Thanks not only to the further work of historians studying the areas such as China, where Sogdian traders had a considerable, cultural impact but also to the continuing efforts of scholars such as Nicholas Sims-Williams and Yoshida Yutaka working with surviving Sogdian materials, these so far unsung heroes of early Asian economic life have at last found their due in the work under review, a monograph, which, while not seeking to compile all the information we now have about the Sogdians in history, still provides an account of their trading networks that will become essential reading for future researchers in any number of different fields.
The ample bibliography, however, attests that this synthesis has not lightly been achieved: sources and studies in a good number of Asian and European languages only go to show how far the ramifications of the Sogdian trading network can take the researcher. Not that the author finds it to be a network of any great antiquity: the fact that the Sogdian Letters, first securely dated by W. B. Henning in this Bulletin in 1948, appear to refer to Changan by the name of its predecessor, Xianyang, only shows in his view that, like the name for China itself, later visitors picked up terminology first put into non-Chinese currency by the Xiongnu some five centuries earlier and, one might add, in the case of the word “China” we do have evidence from, the intervening period, but for Xianyang in the guise of Khumdan (the name for Changan in the Letters) there is no other evidence at all for the entire half millennium. There is, however, evidence for Sogdian activity older than the Letters, though confusingly enough it points to maritime trade through India and South East Asia, which brought the early Sogdian Buddhist missionary Kang Senghui to China — in the third century C.E. Since that maritime trade seems to have involved the export of Inner Asian horses, it is mildly surprising that the author did not call upon R. Chakravarti’s note in Journal of the Economic and Social History of the Orient 422, 1999, pp. 194-211, which helpfully locates the early evidence within current research into its later manifestations.

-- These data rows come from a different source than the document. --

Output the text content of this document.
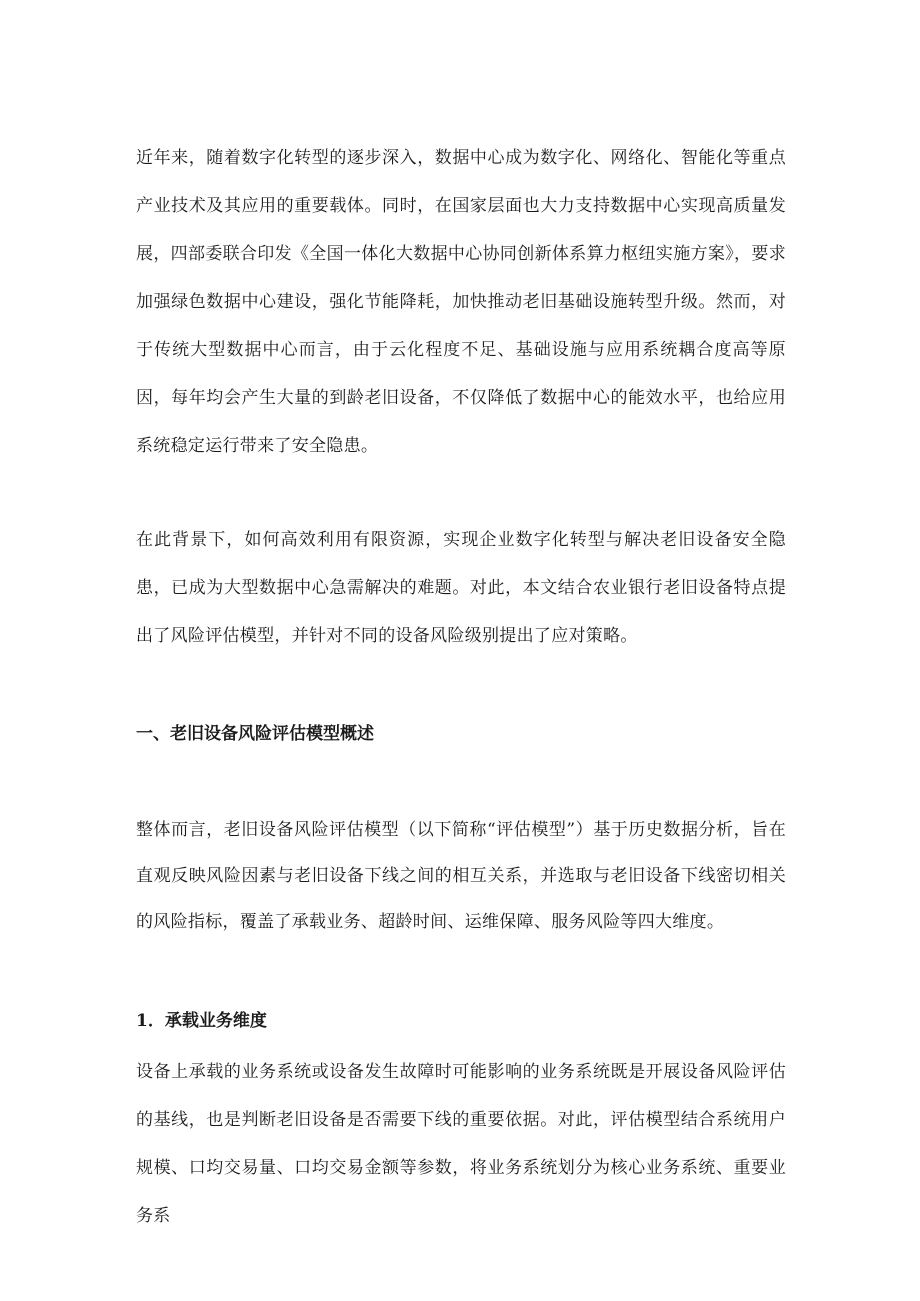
近年来，随着数字化转型的逐步深入，数据中心成为数字化、网络化、智能化等重点产业技术及其应用的重要载体。同时，在国家层面也大力支持数据中心实现高质量发展，四部委联合印发《全国一体化大数据中心协同创新体系算力枢纽实施方案》，要求加强绿色数据中心建设，强化节能降耗，加快推动老旧基础设施转型升级。然而，对于传统大型数据中心而言，由于云化程度不足、基础设施与应用系统耦合度高等原因，每年均会产生大量的到龄老旧设备，不仅降低了数据中心的能效水平，也给应用系统稳定运行带来了安全隐患。

在此背景下，如何高效利用有限资源，实现企业数字化转型与解决老旧设备安全隐患，已成为大型数据中心急需解决的难题。对此，本文结合农业银行老旧设备特点提出了风险评估模型，并针对不同的设备风险级别提出了应对策略。

一、老旧设备风险评估模型概述

整体而言，老旧设备风险评估模型（以下简称“评估模型”）基于历史数据分析，旨在直观反映风险因素与老旧设备下线之间的相互关系，并选取与老旧设备下线密切相关的风险指标，覆盖了承载业务、超龄时间、运维保障、服务风险等四大维度。

1．承载业务维度

设备上承载的业务系统或设备发生故障时可能影响的业务系统既是开展设备风险评估的基线，也是判断老旧设备是否需要下线的重要依据。对此，评估模型结合系统用户规模、口均交易量、口均交易金额等参数，将业务系统划分为核心业务系统、重要业务系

Such omissions would, however, seem to be rare, with the balance of this section giving a particularly thorough treatment of the context of the Letters, before the story of Sogdian activity before, during and after the early Turkish empires is described in further parts of the monograph. The final part covers the break-up of the network towards the end, of the first millennium C.E., as the division of Inner Asia; between an Islamic and non-Islamic zone for a while caused a reorientation of the Sogdian in each half towards the locally dominant culture. The pattern of assimilation would seem to be of a piece with that observed by Chinese scholars of the Indo-Scythians (Yuezhi), whom Chinese genealogical sources show to have been absorbed into their surroundings at the same point, to judge from Zhongguo wenhua yanjiu jikan 3, 1986, pp. 144-6 In the longer term, however, the old trading links may well have been reasserted within a new cultural situation: at any rate, some of the Muslim merchant of Zaytun on the thirteenth-century China coast hailed originally not from such likely places as Basra, but from Bukhara, once an important Sogdian base. Indeed, the author makes a good point on p. 9 in suggesting that a persistent cosmopolitanism in the region encouraged the appearance in what is now to us a rather remote part of the world of major thinkers, such as Avicenna, to mention but the best known of them.

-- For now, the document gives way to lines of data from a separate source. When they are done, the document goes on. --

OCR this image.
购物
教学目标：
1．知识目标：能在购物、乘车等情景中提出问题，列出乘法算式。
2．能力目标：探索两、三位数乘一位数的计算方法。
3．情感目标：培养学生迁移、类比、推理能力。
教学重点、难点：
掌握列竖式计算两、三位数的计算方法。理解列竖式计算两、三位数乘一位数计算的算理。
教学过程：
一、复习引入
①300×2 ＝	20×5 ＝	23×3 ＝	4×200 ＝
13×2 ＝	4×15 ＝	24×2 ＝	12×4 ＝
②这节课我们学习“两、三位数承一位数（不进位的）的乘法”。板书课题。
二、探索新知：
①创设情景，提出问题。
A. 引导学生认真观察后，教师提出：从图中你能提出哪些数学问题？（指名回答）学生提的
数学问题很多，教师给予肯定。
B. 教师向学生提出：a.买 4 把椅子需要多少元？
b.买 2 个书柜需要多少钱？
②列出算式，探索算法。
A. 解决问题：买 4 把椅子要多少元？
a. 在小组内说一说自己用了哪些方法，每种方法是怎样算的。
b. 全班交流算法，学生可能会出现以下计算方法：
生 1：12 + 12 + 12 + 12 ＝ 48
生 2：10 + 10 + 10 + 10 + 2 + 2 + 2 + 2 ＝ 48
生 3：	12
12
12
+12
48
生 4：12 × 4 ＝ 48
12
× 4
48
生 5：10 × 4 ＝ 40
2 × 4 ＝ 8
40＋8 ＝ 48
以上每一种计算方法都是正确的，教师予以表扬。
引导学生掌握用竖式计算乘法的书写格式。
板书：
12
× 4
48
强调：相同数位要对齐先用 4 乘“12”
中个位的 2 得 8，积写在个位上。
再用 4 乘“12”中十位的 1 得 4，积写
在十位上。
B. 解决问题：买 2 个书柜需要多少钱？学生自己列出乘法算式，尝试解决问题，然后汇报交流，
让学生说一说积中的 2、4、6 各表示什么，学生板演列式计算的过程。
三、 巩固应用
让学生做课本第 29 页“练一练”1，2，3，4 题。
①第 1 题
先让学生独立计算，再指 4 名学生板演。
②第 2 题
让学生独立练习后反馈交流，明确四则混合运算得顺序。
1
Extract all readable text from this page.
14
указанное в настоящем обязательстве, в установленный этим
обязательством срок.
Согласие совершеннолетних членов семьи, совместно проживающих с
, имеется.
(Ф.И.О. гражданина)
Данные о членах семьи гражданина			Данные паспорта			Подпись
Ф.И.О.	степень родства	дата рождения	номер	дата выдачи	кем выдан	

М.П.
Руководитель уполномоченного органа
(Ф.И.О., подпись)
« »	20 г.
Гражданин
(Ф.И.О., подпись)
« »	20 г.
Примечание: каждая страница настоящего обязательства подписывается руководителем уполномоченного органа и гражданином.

And though his aside is some what unusual in a work primarily devoted to the description of long-term economic structures, one might well think that the most lasting contributions made by the Sogdians lay not in economic but in religious life even if the two are, of course, always closely intertwined. The importance of the network studied to the Spread of Nestorianism and Manichaeism is already well known, but the successes of those faiths turned out to be relatively ephemeral. By contrast, it is not just that at the height of the international age of Buddhism many great figures in East Asia turn out to be at least partly Sogdian not only Amoghavajra, as noted here, but also Fazang (643-712) and, if the author is right, contra A. Forte, in suspecting that claims to Parthian descent via An Shigao, founding father of Chinese Buddhism, cannot always be taken at face value, then maybe Jiang (549.623) too. Yet more astonishingly, a purely Sogdian-monk from Kushaniyya took up residence in the late seventh century at Sizhou, a nodal point on the Chinese transport system, and became the posthumous focus of a cult that in its heyday achieved international fame in East-Asia, surviving even the inundation of the cult centre in the seventeenth century, so that the “Great Sage of Sizhou” was certainly still worshipped in the twentieth century and may, for all I know, still be worshipped today.

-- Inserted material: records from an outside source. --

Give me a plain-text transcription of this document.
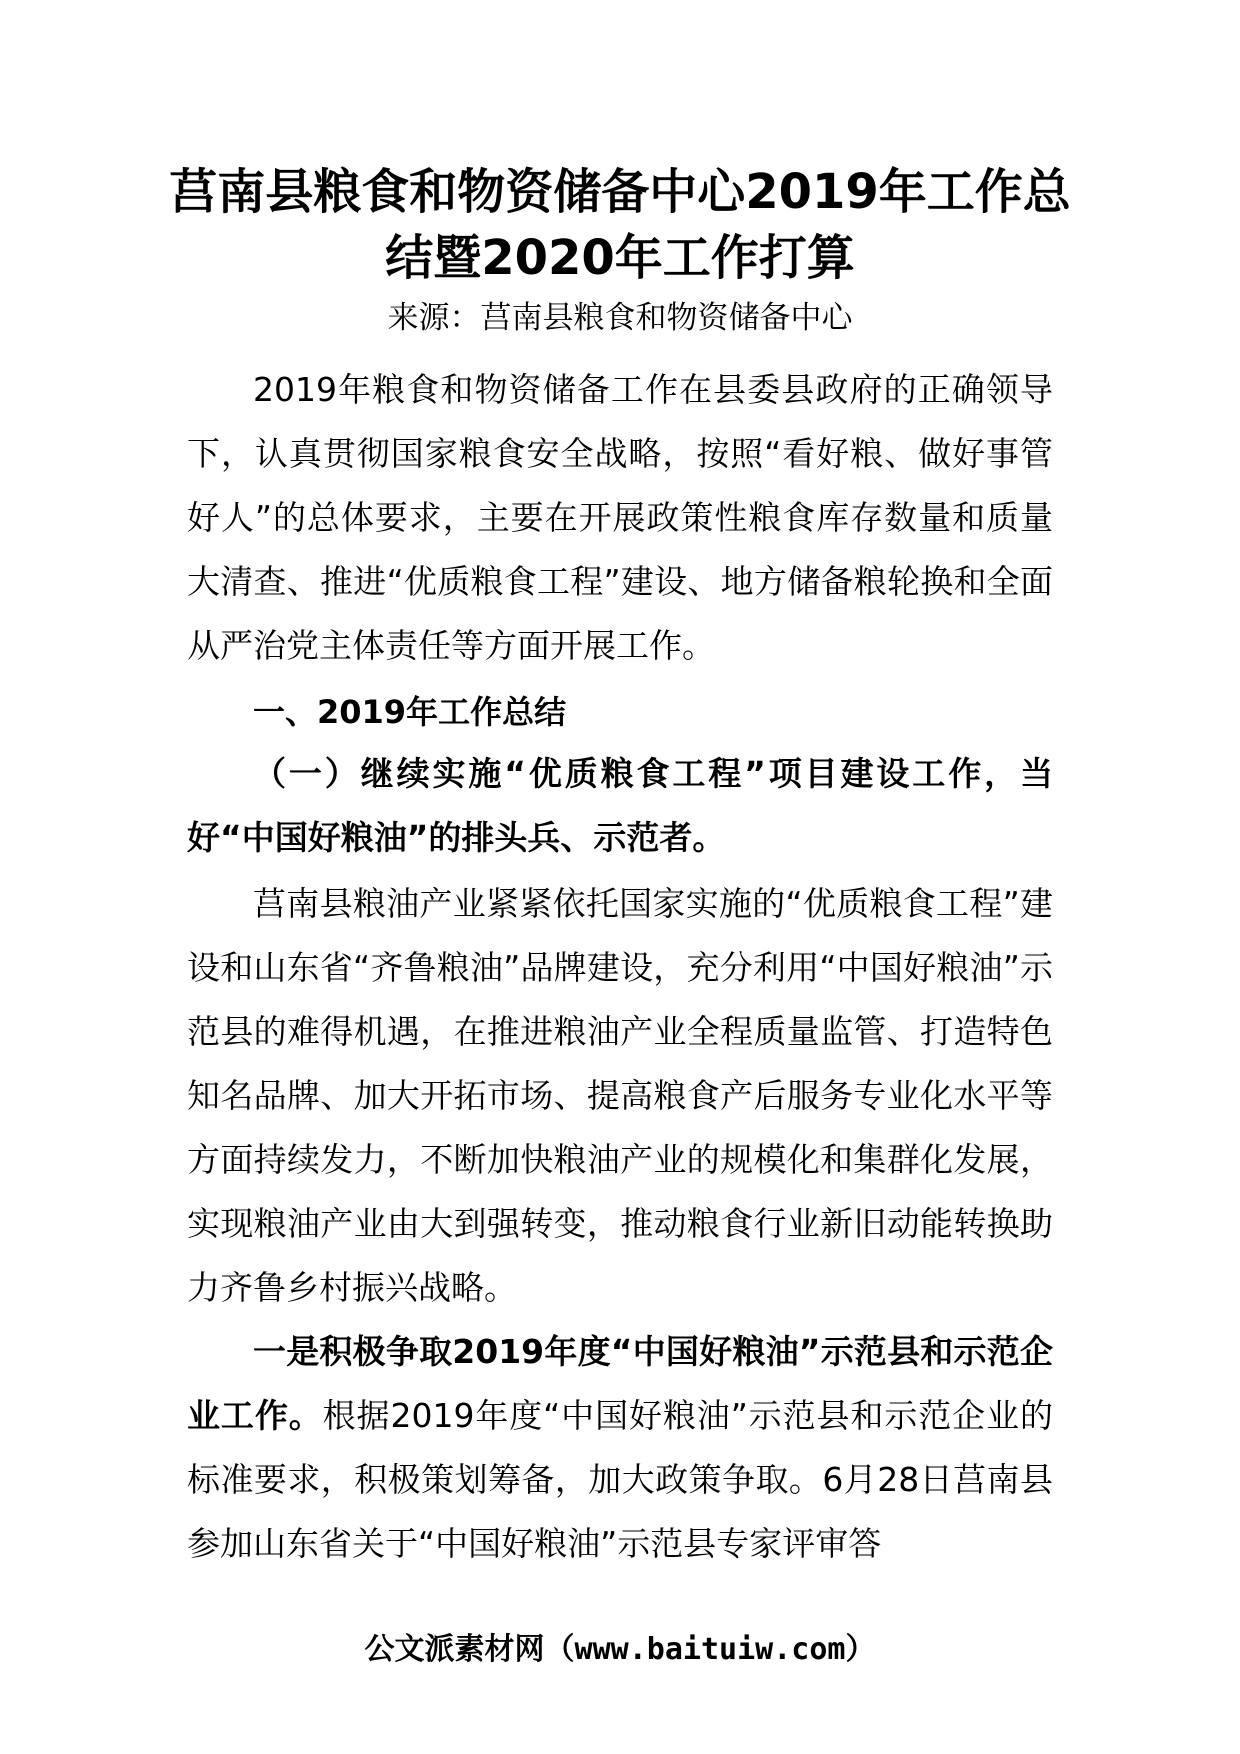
莒南县粮食和物资储备中心2019年工作总
结暨2020年工作打算

来源：莒南县粮食和物资储备中心

2019年粮食和物资储备工作在县委县政府的正确领导下，认真贯彻国家粮食安全战略，按照“看好粮、做好事管好人”的总体要求，主要在开展政策性粮食库存数量和质量大清查、推进“优质粮食工程”建设、地方储备粮轮换和全面从严治党主体责任等方面开展工作。

一、2019年工作总结

（一）继续实施“优质粮食工程”项目建设工作，当好“中国好粮油”的排头兵、示范者。

莒南县粮油产业紧紧依托国家实施的“优质粮食工程”建设和山东省“齐鲁粮油”品牌建设，充分利用“中国好粮油”示范县的难得机遇，在推进粮油产业全程质量监管、打造特色知名品牌、加大开拓市场、提高粮食产后服务专业化水平等方面持续发力，不断加快粮油产业的规模化和集群化发展，实现粮油产业由大到强转变，推动粮食行业新旧动能转换助力齐鲁乡村振兴战略。

一是积极争取2019年度“中国好粮油”示范县和示范企业工作。根据2019年度“中国好粮油”示范县和示范企业的标准要求，积极策划筹备，加大政策争取。6月28日莒南县参加山东省关于“中国好粮油”示范县专家评审答

公文派素材网（www.baituiw.com）
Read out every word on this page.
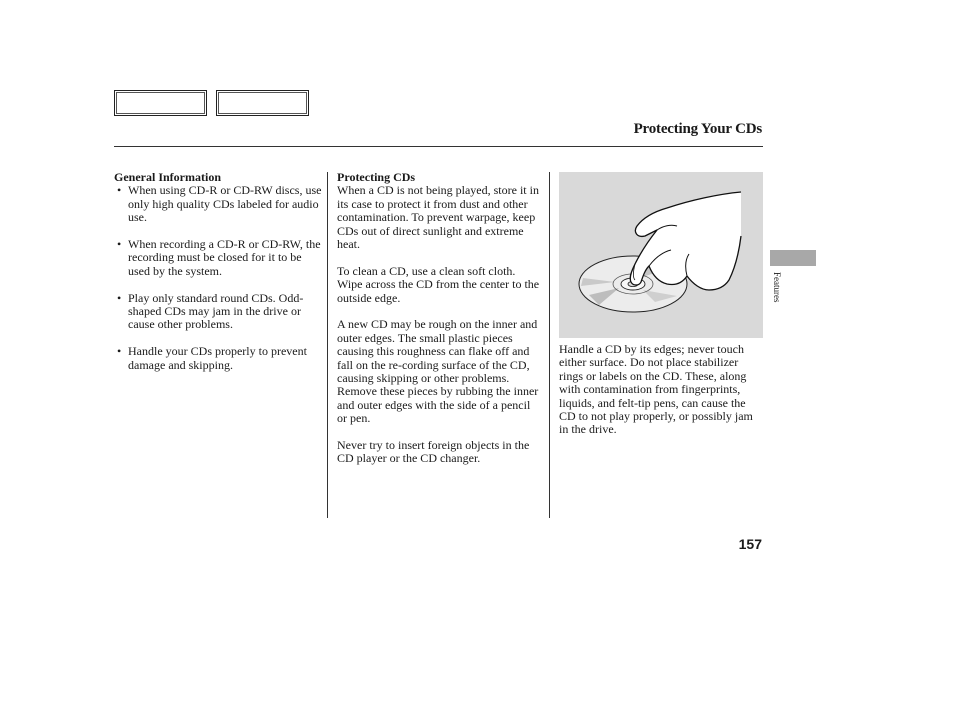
Protecting Your CDs

General Information

• When using CD-R or CD-RW discs, use only high quality CDs labeled for audio use.
• When recording a CD-R or CD-RW, the recording must be closed for it to be used by the system.
• Play only standard round CDs. Odd-shaped CDs may jam in the drive or cause other problems.
• Handle your CDs properly to prevent damage and skipping.

Protecting CDs

When a CD is not being played, store it in its case to protect it from dust and other contamination. To prevent warpage, keep CDs out of direct sunlight and extreme heat.

To clean a CD, use a clean soft cloth. Wipe across the CD from the center to the outside edge.

A new CD may be rough on the inner and outer edges. The small plastic pieces causing this roughness can flake off and fall on the re-cording surface of the CD, causing skipping or other problems. Remove these pieces by rubbing the inner and outer edges with the side of a pencil or pen.

Never try to insert foreign objects in the CD player or the CD changer.

Handle a CD by its edges; never touch either surface. Do not place stabilizer rings or labels on the CD. These, along with contamination from fingerprints, liquids, and felt-tip pens, can cause the CD to not play properly, or possibly jam in the drive.

Features
157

So this study, equipped as it is with four separate indexes and some very helpful maps, is bound to be widely welcomed: At a time when China, for one, is achieving unprecedented levels of integration into world trade, it is worth remembering that international trade in the past often brought with it great cultural enrichment, and that the type of xenophobia touched upon in the final part of the work was no more than the temporary by-product of the dislocation of a transcontinental trading network of remarkable resilience and sophistication. Today we should certainly remember the Sogdian, and support all those who seek to reveal their achievements in the way that the volume under review has done.